Des combattants ukrainiens participent aux hostilités dans l’est de la RDC, affirme le chef de la diplomatie russe, qui établit un lien étroit entre Kiev et le M23, milice sanctionnée par les Nations unies qui reçoit des approvisionnements militaires des Forces de défense rwandaises (RDF), notamment des armes et des munitions en plus du matériel d’appui pour les opérations de combat. Selon Sergueï Lavrov, le soutien ukrainien à ce groupe armé responsable de graves violations du droit international vise à « céer des difficultés aux pays amis de la Russie », notamment la RDC et le Burundi.
En mars 2022, le président ukrainien Volodymyr Zelensky avait demandé le retour des Casques bleus ukrainiens déployés auprès de la Mission des Nations Unies en République démocratique du Congo (Monusco). Malgré ce retrait annoncé, des soldats ukrainiens sont, à en croire Moscou, signalés dans les rangs des rebelles du M23.
« Nous constatons des exemples flagrants d’ingérence étrangère dans les affaires africaines, notamment dans la situation où le gouvernement légitime de la République démocratique du Congo, avec le soutien du Burundi, surmonte l’agression menée contre lui par le groupe M23, avec l’appui de représentants étrangers, y compris ukrainiens. Nous le savons, et nos alliés le savent également », a dénoncé vendredi le ministre russe des Affaires étrangères, lors d’une conférence de presse animée conjointement avec son homologue burundais à Bujumbura, à l’issue de son entretien avec le président Evariste Ndayishimiye.
En réalité, assène Lavrov, dans de trop nombreux conflits sur le continent africain, des Ukrainiens tentent de se ranger du côté des forces opposées aux gouvernements légitimes, dans le seul but « de s’imposer comme un acteur politique dans la région et, surtout, de créer des difficultés aux pays amis de la Russie ».

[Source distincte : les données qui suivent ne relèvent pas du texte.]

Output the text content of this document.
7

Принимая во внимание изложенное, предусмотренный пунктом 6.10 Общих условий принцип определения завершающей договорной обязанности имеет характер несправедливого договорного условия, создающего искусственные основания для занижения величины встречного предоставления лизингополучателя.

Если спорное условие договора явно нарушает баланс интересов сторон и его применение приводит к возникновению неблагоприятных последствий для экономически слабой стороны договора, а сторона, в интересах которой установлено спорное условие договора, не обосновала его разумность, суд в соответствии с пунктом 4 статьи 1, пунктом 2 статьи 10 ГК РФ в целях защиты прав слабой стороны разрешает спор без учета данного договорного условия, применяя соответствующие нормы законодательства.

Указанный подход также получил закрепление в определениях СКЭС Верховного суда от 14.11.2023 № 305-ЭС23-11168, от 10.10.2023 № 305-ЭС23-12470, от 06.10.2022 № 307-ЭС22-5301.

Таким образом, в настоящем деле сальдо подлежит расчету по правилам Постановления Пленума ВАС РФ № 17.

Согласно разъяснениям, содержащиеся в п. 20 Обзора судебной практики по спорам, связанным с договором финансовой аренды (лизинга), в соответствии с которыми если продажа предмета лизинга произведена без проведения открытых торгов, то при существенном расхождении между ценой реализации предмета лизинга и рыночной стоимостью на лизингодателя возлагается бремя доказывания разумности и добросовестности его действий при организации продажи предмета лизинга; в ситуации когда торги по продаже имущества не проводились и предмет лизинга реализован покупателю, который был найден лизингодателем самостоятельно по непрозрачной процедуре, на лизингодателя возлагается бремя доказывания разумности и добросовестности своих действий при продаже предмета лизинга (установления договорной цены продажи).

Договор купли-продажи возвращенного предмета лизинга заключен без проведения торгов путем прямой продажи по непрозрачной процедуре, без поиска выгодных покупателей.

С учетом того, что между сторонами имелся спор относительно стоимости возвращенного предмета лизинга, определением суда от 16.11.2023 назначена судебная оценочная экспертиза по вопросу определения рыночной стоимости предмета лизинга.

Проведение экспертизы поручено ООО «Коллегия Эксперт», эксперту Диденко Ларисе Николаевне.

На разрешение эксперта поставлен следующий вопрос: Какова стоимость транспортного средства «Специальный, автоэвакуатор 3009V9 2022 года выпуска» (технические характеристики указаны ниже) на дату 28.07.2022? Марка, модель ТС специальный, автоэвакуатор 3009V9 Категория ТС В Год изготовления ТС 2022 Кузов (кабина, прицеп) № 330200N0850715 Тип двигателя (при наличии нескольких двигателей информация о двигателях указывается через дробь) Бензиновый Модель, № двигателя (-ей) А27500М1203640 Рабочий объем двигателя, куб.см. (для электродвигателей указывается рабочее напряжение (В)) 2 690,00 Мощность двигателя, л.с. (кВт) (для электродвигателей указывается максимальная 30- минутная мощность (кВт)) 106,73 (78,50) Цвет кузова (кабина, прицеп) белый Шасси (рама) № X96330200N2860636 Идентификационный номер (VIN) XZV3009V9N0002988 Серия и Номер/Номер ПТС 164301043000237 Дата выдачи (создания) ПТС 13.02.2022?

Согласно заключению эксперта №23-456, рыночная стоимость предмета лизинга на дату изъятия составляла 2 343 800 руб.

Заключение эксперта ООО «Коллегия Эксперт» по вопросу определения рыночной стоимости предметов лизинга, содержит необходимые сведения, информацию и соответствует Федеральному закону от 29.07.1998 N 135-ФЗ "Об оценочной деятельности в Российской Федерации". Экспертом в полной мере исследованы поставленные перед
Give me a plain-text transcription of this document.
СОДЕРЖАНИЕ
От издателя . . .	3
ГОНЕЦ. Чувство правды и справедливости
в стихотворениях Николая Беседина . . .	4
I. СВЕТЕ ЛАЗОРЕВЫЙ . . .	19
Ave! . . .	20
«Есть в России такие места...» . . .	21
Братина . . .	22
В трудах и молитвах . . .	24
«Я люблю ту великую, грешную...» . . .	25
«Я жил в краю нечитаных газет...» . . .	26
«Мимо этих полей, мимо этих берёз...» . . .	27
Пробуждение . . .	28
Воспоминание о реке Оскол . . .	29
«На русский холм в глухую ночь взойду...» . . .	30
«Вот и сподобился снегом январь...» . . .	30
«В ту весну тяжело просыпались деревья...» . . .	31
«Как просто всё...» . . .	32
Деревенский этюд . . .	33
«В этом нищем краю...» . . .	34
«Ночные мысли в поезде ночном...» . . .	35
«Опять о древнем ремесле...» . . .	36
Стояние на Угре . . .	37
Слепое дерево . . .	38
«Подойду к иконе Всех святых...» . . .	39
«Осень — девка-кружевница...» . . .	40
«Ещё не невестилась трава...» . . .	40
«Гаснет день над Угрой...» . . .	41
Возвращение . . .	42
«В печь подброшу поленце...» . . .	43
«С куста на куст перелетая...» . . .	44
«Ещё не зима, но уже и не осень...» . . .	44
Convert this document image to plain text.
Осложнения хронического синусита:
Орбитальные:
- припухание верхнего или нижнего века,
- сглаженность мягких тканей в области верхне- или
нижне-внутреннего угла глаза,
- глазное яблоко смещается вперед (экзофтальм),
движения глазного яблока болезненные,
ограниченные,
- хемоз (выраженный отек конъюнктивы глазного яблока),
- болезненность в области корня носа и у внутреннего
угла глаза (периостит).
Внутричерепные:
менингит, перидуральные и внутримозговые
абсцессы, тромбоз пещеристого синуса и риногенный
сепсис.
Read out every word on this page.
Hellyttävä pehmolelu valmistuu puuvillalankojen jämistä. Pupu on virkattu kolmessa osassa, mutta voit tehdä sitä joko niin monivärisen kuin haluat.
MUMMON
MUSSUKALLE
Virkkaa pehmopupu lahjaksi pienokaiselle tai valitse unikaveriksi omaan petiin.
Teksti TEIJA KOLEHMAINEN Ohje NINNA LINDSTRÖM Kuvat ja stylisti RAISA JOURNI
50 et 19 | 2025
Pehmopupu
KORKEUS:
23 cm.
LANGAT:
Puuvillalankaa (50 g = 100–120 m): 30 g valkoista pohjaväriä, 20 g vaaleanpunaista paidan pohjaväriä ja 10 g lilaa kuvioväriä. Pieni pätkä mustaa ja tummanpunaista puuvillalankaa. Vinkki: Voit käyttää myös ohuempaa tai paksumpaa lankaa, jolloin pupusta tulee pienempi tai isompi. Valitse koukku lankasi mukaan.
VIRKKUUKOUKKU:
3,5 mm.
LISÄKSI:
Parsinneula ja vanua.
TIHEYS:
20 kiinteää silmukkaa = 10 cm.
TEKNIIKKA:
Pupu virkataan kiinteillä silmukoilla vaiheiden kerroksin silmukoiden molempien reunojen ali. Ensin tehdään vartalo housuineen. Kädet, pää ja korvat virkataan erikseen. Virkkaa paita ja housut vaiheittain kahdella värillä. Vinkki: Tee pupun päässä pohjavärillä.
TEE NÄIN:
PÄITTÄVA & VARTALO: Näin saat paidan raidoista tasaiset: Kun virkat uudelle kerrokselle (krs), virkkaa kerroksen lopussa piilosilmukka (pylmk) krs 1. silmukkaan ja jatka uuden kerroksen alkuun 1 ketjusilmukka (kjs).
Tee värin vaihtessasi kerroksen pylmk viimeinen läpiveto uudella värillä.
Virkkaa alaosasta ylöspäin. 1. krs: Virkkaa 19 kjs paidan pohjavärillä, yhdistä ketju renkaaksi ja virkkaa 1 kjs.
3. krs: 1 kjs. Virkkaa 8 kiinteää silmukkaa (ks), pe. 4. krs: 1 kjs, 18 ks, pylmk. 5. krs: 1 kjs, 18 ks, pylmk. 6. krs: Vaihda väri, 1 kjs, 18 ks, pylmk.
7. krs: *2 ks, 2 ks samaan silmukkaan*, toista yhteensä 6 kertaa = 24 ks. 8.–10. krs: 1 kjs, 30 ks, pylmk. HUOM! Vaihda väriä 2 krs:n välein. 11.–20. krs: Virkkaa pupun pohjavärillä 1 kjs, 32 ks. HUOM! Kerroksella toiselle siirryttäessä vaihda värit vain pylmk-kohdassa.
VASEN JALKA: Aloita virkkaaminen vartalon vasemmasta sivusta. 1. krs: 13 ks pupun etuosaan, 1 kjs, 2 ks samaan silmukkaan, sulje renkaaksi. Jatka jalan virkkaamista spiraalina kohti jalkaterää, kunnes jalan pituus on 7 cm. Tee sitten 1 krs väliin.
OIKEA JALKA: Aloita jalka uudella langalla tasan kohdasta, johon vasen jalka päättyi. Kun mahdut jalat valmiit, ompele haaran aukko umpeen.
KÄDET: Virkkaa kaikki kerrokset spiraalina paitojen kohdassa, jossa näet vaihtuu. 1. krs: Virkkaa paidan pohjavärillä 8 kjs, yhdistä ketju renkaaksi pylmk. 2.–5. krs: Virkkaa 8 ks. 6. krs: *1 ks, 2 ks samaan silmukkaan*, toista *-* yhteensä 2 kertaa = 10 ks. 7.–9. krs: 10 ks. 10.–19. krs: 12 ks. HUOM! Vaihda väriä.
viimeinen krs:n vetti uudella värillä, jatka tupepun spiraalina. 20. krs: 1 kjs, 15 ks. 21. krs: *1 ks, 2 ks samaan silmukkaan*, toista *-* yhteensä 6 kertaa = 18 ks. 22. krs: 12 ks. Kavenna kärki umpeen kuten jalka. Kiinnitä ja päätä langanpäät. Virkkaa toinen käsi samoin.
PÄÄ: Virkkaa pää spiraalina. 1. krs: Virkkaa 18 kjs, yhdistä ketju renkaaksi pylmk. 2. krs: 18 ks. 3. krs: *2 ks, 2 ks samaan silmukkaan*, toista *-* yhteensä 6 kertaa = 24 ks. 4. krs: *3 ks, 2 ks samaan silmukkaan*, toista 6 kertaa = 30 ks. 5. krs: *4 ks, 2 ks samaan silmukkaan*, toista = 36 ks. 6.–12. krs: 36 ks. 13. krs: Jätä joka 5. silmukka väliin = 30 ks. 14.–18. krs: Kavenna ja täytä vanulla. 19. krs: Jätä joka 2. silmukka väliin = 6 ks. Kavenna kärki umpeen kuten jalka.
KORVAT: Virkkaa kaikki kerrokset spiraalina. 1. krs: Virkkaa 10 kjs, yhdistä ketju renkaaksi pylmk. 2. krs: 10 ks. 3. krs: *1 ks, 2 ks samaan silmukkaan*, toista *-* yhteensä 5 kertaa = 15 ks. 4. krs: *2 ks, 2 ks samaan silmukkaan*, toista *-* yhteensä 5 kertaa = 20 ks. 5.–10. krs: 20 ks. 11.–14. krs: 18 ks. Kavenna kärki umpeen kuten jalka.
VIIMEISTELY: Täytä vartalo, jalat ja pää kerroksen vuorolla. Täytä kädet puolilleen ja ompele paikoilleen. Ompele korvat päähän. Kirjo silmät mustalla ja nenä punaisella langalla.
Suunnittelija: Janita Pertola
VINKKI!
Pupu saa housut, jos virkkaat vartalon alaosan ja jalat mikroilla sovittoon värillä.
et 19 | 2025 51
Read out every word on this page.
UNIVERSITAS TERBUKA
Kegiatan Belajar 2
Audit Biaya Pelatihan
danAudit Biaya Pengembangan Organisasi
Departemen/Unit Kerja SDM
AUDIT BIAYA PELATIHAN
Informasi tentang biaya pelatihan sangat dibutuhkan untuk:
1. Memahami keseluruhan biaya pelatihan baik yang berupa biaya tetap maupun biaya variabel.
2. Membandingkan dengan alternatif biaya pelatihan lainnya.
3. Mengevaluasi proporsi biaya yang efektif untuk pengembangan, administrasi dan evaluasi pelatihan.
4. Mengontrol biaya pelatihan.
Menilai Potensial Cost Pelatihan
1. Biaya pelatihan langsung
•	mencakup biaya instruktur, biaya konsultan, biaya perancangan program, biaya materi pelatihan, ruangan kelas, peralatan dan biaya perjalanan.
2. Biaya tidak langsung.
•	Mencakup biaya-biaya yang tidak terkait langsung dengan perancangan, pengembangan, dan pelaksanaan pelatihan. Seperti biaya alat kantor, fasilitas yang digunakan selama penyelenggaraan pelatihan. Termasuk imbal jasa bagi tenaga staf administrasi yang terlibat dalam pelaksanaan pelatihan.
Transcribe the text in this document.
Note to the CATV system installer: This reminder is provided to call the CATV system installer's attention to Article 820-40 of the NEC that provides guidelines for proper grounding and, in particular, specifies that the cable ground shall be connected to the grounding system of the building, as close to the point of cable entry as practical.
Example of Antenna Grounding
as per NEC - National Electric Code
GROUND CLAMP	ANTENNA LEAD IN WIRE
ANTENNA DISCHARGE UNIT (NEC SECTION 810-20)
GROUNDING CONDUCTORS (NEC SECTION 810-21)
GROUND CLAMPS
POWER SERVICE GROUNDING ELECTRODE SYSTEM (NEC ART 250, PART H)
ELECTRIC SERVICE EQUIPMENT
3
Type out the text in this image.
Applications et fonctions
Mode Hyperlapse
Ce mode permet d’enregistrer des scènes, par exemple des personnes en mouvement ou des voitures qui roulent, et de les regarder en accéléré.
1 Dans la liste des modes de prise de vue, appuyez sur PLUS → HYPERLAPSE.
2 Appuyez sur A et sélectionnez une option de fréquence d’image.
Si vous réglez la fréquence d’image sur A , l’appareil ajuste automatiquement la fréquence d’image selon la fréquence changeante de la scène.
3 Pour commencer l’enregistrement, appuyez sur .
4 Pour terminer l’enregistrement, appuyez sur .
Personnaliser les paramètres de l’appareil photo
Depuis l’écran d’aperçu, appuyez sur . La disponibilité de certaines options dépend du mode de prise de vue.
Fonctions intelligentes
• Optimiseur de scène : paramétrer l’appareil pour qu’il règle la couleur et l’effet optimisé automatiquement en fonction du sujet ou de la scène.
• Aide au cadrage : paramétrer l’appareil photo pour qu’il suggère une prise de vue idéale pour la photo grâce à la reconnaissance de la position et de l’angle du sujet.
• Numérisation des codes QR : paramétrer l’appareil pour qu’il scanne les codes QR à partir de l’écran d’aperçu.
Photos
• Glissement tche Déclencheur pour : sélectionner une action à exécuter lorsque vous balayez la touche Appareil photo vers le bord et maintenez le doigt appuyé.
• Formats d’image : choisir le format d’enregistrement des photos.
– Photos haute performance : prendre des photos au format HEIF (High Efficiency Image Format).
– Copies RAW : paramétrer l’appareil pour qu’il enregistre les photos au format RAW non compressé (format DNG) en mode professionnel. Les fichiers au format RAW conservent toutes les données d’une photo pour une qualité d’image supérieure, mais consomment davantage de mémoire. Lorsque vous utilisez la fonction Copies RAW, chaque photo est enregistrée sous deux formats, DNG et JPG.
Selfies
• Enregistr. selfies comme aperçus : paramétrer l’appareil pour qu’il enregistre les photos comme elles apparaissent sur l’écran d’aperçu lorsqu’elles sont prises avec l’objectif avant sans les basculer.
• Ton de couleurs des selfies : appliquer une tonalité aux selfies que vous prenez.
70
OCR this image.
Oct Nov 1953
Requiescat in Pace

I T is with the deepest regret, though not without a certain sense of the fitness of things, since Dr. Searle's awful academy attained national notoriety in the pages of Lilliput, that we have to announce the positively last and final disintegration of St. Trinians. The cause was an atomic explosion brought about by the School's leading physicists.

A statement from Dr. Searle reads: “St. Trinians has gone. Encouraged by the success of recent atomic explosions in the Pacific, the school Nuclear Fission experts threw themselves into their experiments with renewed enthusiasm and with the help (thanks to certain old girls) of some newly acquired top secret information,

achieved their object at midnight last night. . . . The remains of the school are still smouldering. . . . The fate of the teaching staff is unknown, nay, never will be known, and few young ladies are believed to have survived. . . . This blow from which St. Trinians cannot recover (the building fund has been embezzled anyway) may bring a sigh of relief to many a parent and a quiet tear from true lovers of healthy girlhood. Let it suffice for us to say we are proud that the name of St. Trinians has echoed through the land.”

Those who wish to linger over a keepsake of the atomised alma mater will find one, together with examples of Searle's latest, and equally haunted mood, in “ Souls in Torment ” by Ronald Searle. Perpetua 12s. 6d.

Condamnant l’implication présumée de Kiev dans la déstabilisation de la RDC, le chef de la diplomatie russe a souligné que les crises sur le continent africain doivent être résolues selon le principe des « solutions africaines aux problèmes africains ».
« Ce principe a été clairement réaffirmé aujourd’hui par le président de la République du Burundi, E. Ndayishimiye. Nous adhérons pleinement à cette position. Nous sommes convaincus que les tentatives extérieures d’imposer certaines solutions ne font qu’aggraver les complications au lieu de résoudre ces crises », a-t-il expliqué, précisant que Moscou soutient toujours la position du Burundi au Conseil de sécurité, à l’Assemblée générale de l’ONU et dans les autres organes.
Au cours de son échange avec le président burundais, il a été réaffirmé l’engagement ferme à approfondir le dialogue politique et diplomatique et à renforcer la coopération internationale pour résoudre les crises mondiales et régionales. La convergence des approches en faveur d’un ordre mondial plus équitable et polycentrique a été soulignée. L’importance de poursuivre une étroite coordination des actions au sein de l’ONU et des autres instances multilatérales a été reconnue.
Compte tenu de la présidence actuelle du Burundi à l’Union africaine, les résultats et les perspectives du partenariat de la Russie avec cette organisation panafricaine ont été examiné. Sergueï Lavrov a souligné l’importance de prendre en compte les intérêts de l’Afrique dans le processus de réforme du Conseil de sécurité de l’ONU.
« L’Afrique dispose d’une position consolidée, reflétée dans les documents pertinents. Nous respectons et soutenons cette position. Nous considérons qu’il est fondamental de remédier aux injustices historiques subies par les pays africains et d’assurer une représentation plus effective des Africains au Conseil de sécurité de l’ONU, aux côtés des représentants des autres régions du Sud, d’Asie et d’Amérique latine. Telle est notre position. Nous sommes profondément convaincus que le groupe occidental ne peut prétendre à des sièges supplémentaires au Conseil de sécurité de l’ONU. Il y est déjà largement surreprésenté, et ce, selon tous les indicateurs », a-t-il martelé.
Le ministre Lavrov a également remercié les autorités burundaises pour leur soutien aux priorités et initiatives de la Russie à l’ONU.